MARK: Well, how do you feel?
Happy that he doesn't want to put excuses and justifications-- in a way he is saying... "Yes, I did something and I didn't know it impacted you this way."
In a way, he is... MARK: Do you, do you forgive him?
♪ ALVAREZ-STEHLE: I had mixed feelings.
The human rights activist in me wants justice and reparation.
My inner self wants healing, forgiveness, and reconciliation.
Because he's made himself vulnerable to me through his letter.
MARK: I mean, here is a person that, according to you, taken a part of your life and, and ruined it, and you don't, and you don't feel any, I don't know, anger.
SANGITA: Do you want a verbal anger?
(Alvarez-Stehle sighs) MARK: I want an emotion, a feeling.
SANGITA: Well, what do you think her work is?
MARK: Oh, okay.
- Thank you... SANGITA: Where she's expressing all her anger.
She doesn't need to express it in words.
(laughing): This is amazing, we have... MARK: She expresses it towards me in words... ALVAREZ-STEHLE (laughs): No, Mark...
This is your, this is your little... Sangita is right!
She understands it.
My travels around the world have taken me into the hearts of women that have mended their wounds by speaking up.
♪ My journey hasn't concluded.
Is it enough for a transgressor to ask for forgiveness?
Is it enough for a victim to break the silence?
♪ ♪ - I never wanted to be in the film.
I couldn't deal with it.
And I had to go to three years of therapy during the production of the film to really allow me to reconciliate myself.
Yes, I am a victim", and now I'm gonna disclose this and the whole world is gonna know, and he's gonna know.
It's so interesting in the film to see how it's kind of a Pandora's box opening, to one person breaking the silence, inspired the other person that happened in my house, in my family.
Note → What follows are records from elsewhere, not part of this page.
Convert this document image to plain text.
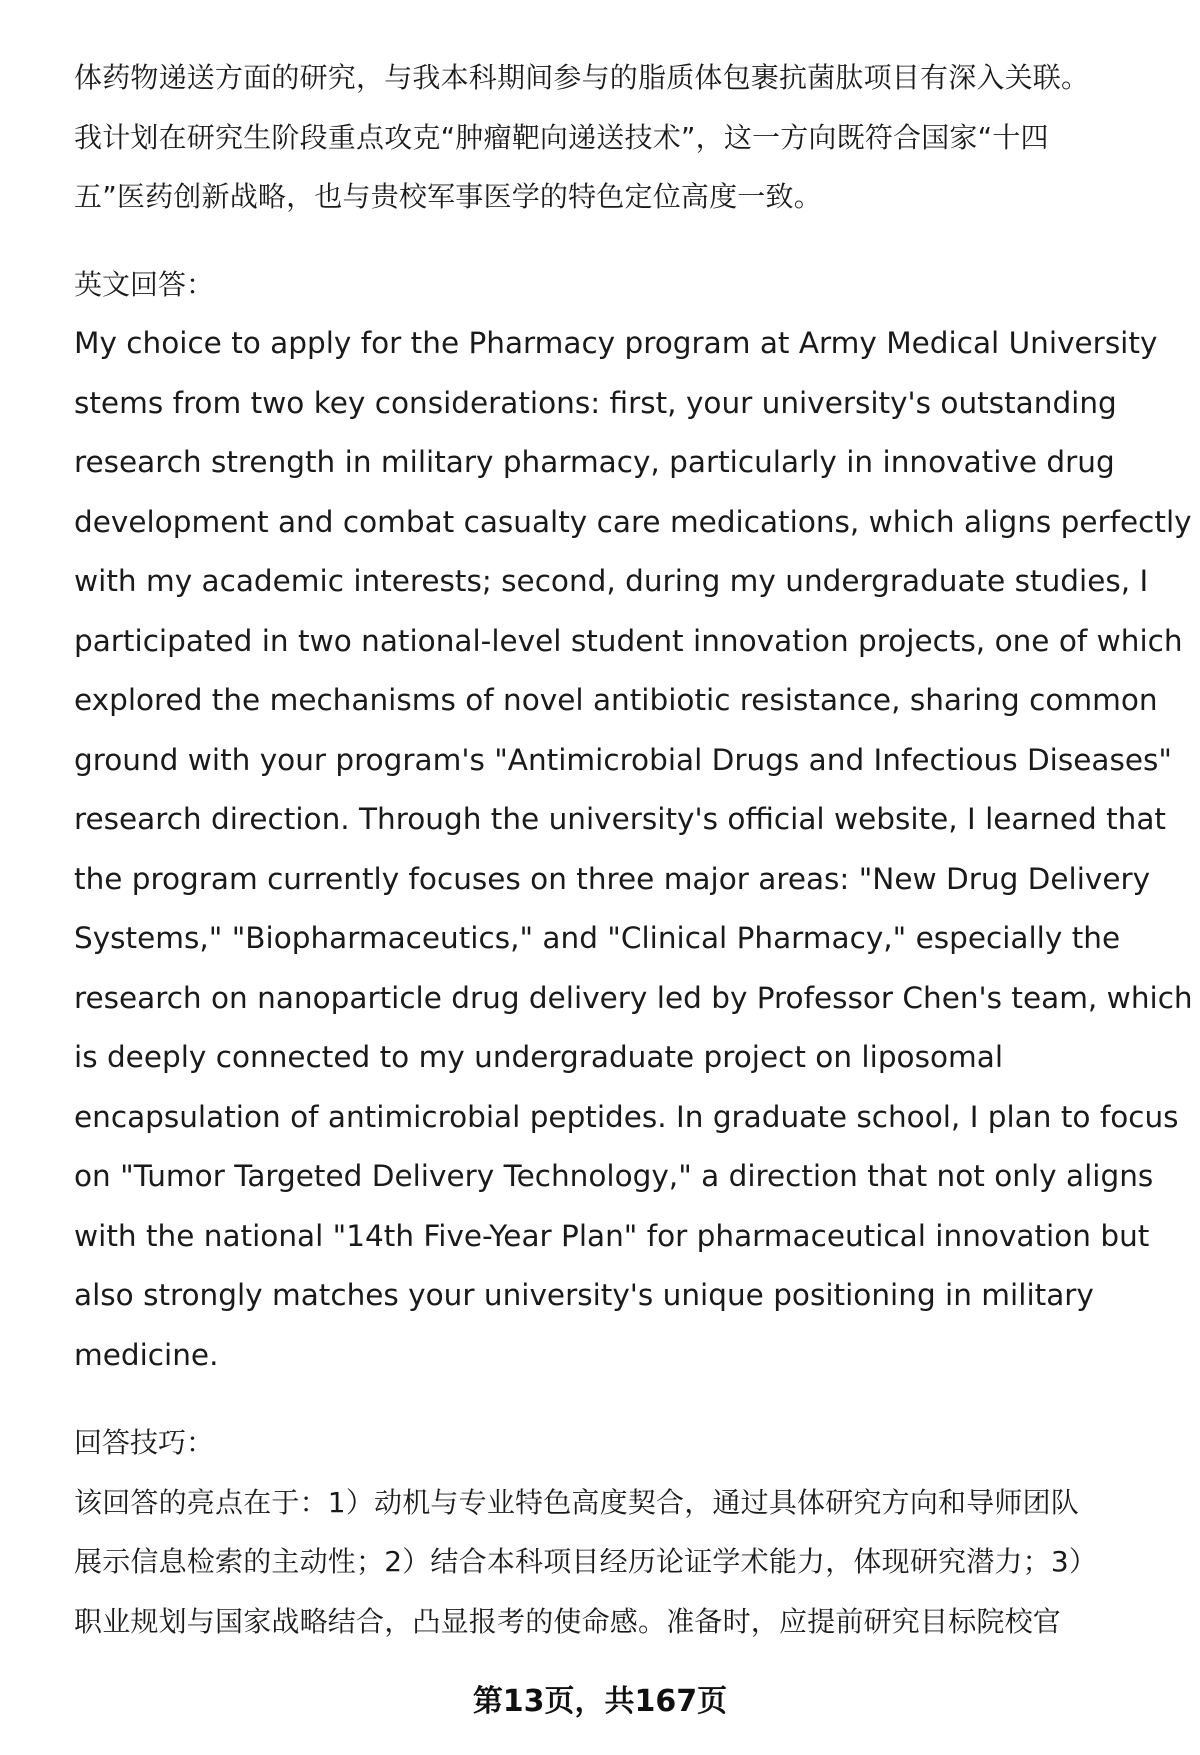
体药物递送方面的研究，与我本科期间参与的脂质体包裹抗菌肽项目有深入关联。
我计划在研究生阶段重点攻克“肿瘤靶向递送技术”，这一方向既符合国家“十四
五”医药创新战略，也与贵校军事医学的特色定位高度一致。
英文回答：
My choice to apply for the Pharmacy program at Army Medical University
stems from two key considerations: first, your university's outstanding
research strength in military pharmacy, particularly in innovative drug
development and combat casualty care medications, which aligns perfectly
with my academic interests; second, during my undergraduate studies, I
participated in two national-level student innovation projects, one of which
explored the mechanisms of novel antibiotic resistance, sharing common
ground with your program's "Antimicrobial Drugs and Infectious Diseases"
research direction. Through the university's official website, I learned that
the program currently focuses on three major areas: "New Drug Delivery
Systems," "Biopharmaceutics," and "Clinical Pharmacy," especially the
research on nanoparticle drug delivery led by Professor Chen's team, which
is deeply connected to my undergraduate project on liposomal
encapsulation of antimicrobial peptides. In graduate school, I plan to focus
on "Tumor Targeted Delivery Technology," a direction that not only aligns
with the national "14th Five-Year Plan" for pharmaceutical innovation but
also strongly matches your university's unique positioning in military
medicine.
回答技巧：
该回答的亮点在于：1）动机与专业特色高度契合，通过具体研究方向和导师团队
展示信息检索的主动性；2）结合本科项目经历论证学术能力，体现研究潜力；3）
职业规划与国家战略结合，凸显报考的使命感。准备时，应提前研究目标院校官
第13页，共167页
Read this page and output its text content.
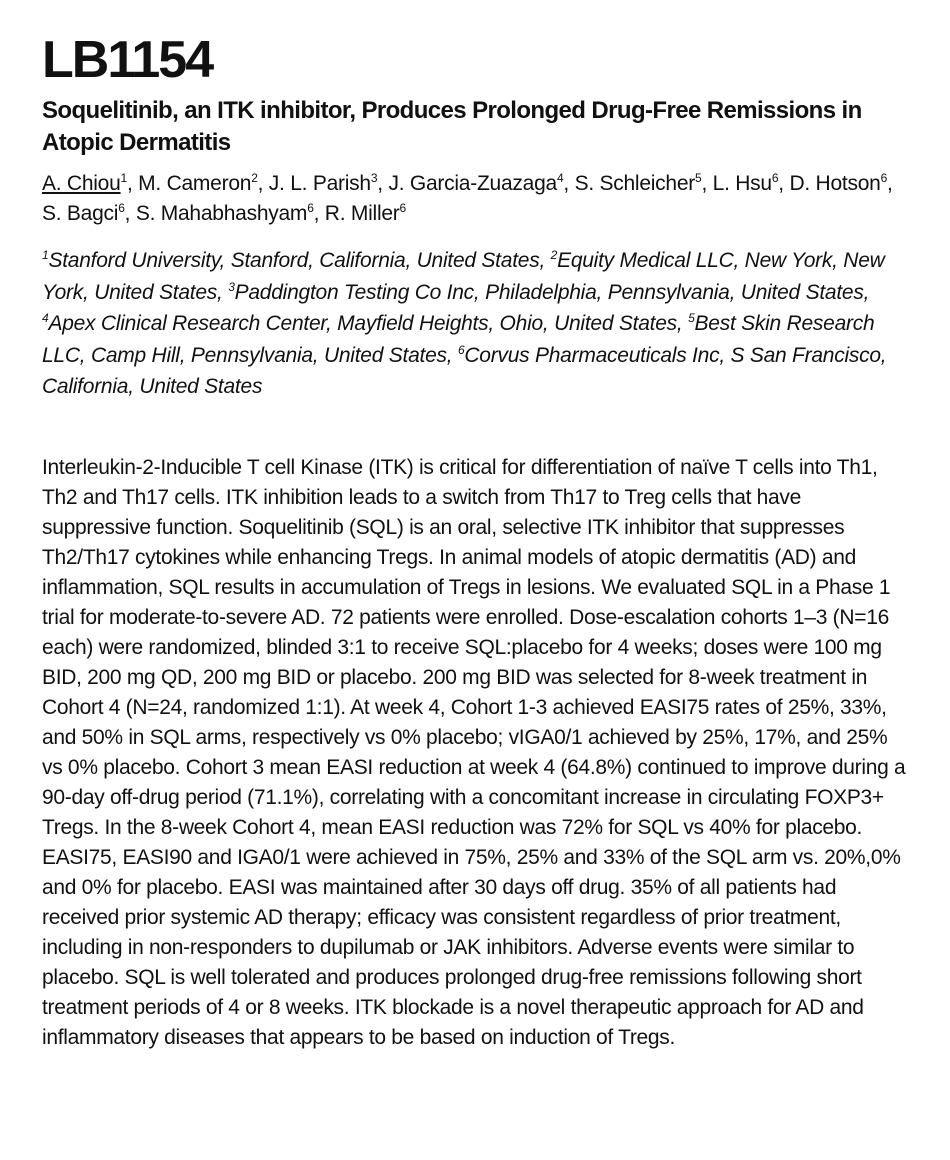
LB1154
Soquelitinib, an ITK inhibitor, Produces Prolonged Drug-Free Remissions in Atopic Dermatitis

A. Chiou$^1$, M. Cameron$^2$, J. L. Parish$^3$, J. Garcia-Zuazaga$^4$, S. Schleicher$^5$, L. Hsu$^6$, D. Hotson$^6$, S. Bagci$^6$, S. Mahabhashyam$^6$, R. Miller$^6$

$^1$Stanford University, Stanford, California, United States, $^2$Equity Medical LLC, New York, New York, United States, $^3$Paddington Testing Co Inc, Philadelphia, Pennsylvania, United States, $^4$Apex Clinical Research Center, Mayfield Heights, Ohio, United States, $^5$Best Skin Research LLC, Camp Hill, Pennsylvania, United States, $^6$Corvus Pharmaceuticals Inc, S San Francisco, California, United States

Interleukin-2-Inducible T cell Kinase (ITK) is critical for differentiation of naïve T cells into Th1, Th2 and Th17 cells. ITK inhibition leads to a switch from Th17 to Treg cells that have suppressive function. Soquelitinib (SQL) is an oral, selective ITK inhibitor that suppresses Th2/Th17 cytokines while enhancing Tregs. In animal models of atopic dermatitis (AD) and inflammation, SQL results in accumulation of Tregs in lesions. We evaluated SQL in a Phase 1 trial for moderate-to-severe AD. 72 patients were enrolled. Dose-escalation cohorts 1–3 (N=16 each) were randomized, blinded 3:1 to receive SQL:placebo for 4 weeks; doses were 100 mg BID, 200 mg QD, 200 mg BID or placebo. 200 mg BID was selected for 8-week treatment in Cohort 4 (N=24, randomized 1:1). At week 4, Cohort 1-3 achieved EASI75 rates of 25%, 33%, and 50% in SQL arms, respectively vs 0% placebo; vIGA0/1 achieved by 25%, 17%, and 25% vs 0% placebo. Cohort 3 mean EASI reduction at week 4 (64.8%) continued to improve during a 90-day off-drug period (71.1%), correlating with a concomitant increase in circulating FOXP3+ Tregs. In the 8-week Cohort 4, mean EASI reduction was 72% for SQL vs 40% for placebo. EASI75, EASI90 and IGA0/1 were achieved in 75%, 25% and 33% of the SQL arm vs. 20%,0% and 0% for placebo. EASI was maintained after 30 days off drug. 35% of all patients had received prior systemic AD therapy; efficacy was consistent regardless of prior treatment, including in non-responders to dupilumab or JAK inhibitors. Adverse events were similar to placebo. SQL is well tolerated and produces prolonged drug-free remissions following short treatment periods of 4 or 8 weeks. ITK blockade is a novel therapeutic approach for AD and inflammatory diseases that appears to be based on induction of Tregs.
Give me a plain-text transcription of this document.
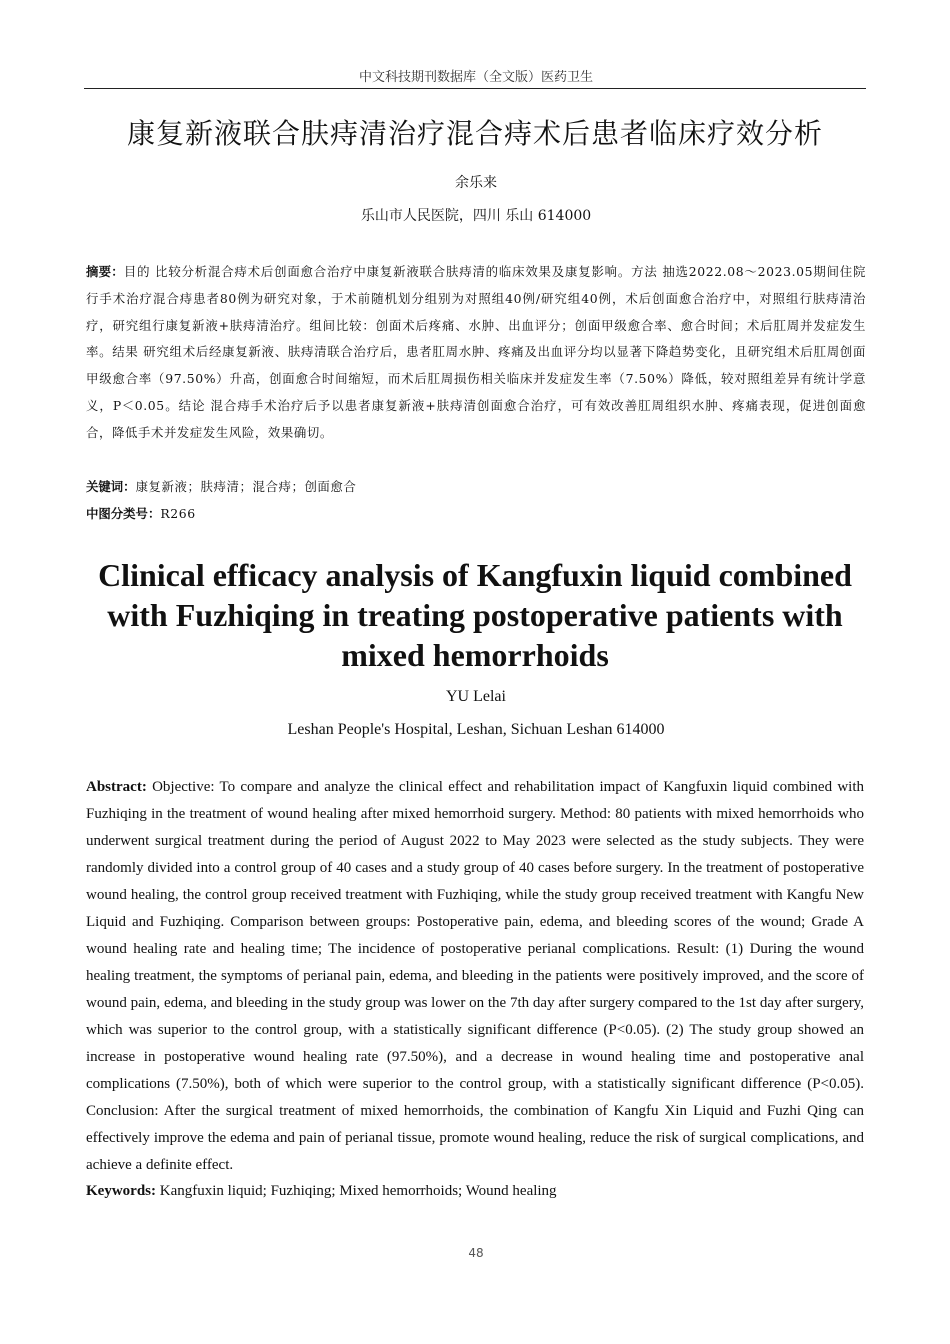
中文科技期刊数据库（全文版）医药卫生
康复新液联合肤痔清治疗混合痔术后患者临床疗效分析
余乐来
乐山市人民医院，四川 乐山 614000
摘要：目的 比较分析混合痔术后创面愈合治疗中康复新液联合肤痔清的临床效果及康复影响。方法 抽选2022.08～2023.05期间住院行手术治疗混合痔患者80例为研究对象，于术前随机划分组别为对照组40例/研究组40例，术后创面愈合治疗中，对照组行肤痔清治疗，研究组行康复新液+肤痔清治疗。组间比较：创面术后疼痛、水肿、出血评分；创面甲级愈合率、愈合时间；术后肛周并发症发生率。结果 研究组术后经康复新液、肤痔清联合治疗后，患者肛周水肿、疼痛及出血评分均以显著下降趋势变化，且研究组术后肛周创面甲级愈合率（97.50%）升高，创面愈合时间缩短，而术后肛周损伤相关临床并发症发生率（7.50%）降低，较对照组差异有统计学意义，P＜0.05。结论 混合痔手术治疗后予以患者康复新液+肤痔清创面愈合治疗，可有效改善肛周组织水肿、疼痛表现，促进创面愈合，降低手术并发症发生风险，效果确切。
关键词：康复新液；肤痔清；混合痔；创面愈合
中图分类号：R266
Clinical efficacy analysis of Kangfuxin liquid combined with Fuzhiqing in treating postoperative patients with mixed hemorrhoids
YU Lelai
Leshan People's Hospital, Leshan, Sichuan Leshan 614000
Abstract: Objective: To compare and analyze the clinical effect and rehabilitation impact of Kangfuxin liquid combined with Fuzhiqing in the treatment of wound healing after mixed hemorrhoid surgery. Method: 80 patients with mixed hemorrhoids who underwent surgical treatment during the period of August 2022 to May 2023 were selected as the study subjects. They were randomly divided into a control group of 40 cases and a study group of 40 cases before surgery. In the treatment of postoperative wound healing, the control group received treatment with Fuzhiqing, while the study group received treatment with Kangfu New Liquid and Fuzhiqing. Comparison between groups: Postoperative pain, edema, and bleeding scores of the wound; Grade A wound healing rate and healing time; The incidence of postoperative perianal complications. Result: (1) During the wound healing treatment, the symptoms of perianal pain, edema, and bleeding in the patients were positively improved, and the score of wound pain, edema, and bleeding in the study group was lower on the 7th day after surgery compared to the 1st day after surgery, which was superior to the control group, with a statistically significant difference (P<0.05). (2) The study group showed an increase in postoperative wound healing rate (97.50%), and a decrease in wound healing time and postoperative anal complications (7.50%), both of which were superior to the control group, with a statistically significant difference (P<0.05). Conclusion: After the surgical treatment of mixed hemorrhoids, the combination of Kangfu Xin Liquid and Fuzhi Qing can effectively improve the edema and pain of perianal tissue, promote wound healing, reduce the risk of surgical complications, and achieve a definite effect.
Keywords: Kangfuxin liquid; Fuzhiqing; Mixed hemorrhoids; Wound healing
48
It happened with my sister.
Then she inspired me to break my own silence.
Then suddenly a cousin calls me from Spain.
She said "Oh, Chelo this subject has touched me so much because I am also the victim of abuse."
(speaking Spanish): - Yeah, this cascade of episodes of breaking the silence starts occurring.
Because when one person sees that the other person is expressing something so deep, something that has been stigmatized, something that you feel so horrible, that you feel ashamed of, that you would have swear to yourself you're never going to revisit that space or discuss with anyone.
When you see someone breaking the silence, it inspires you.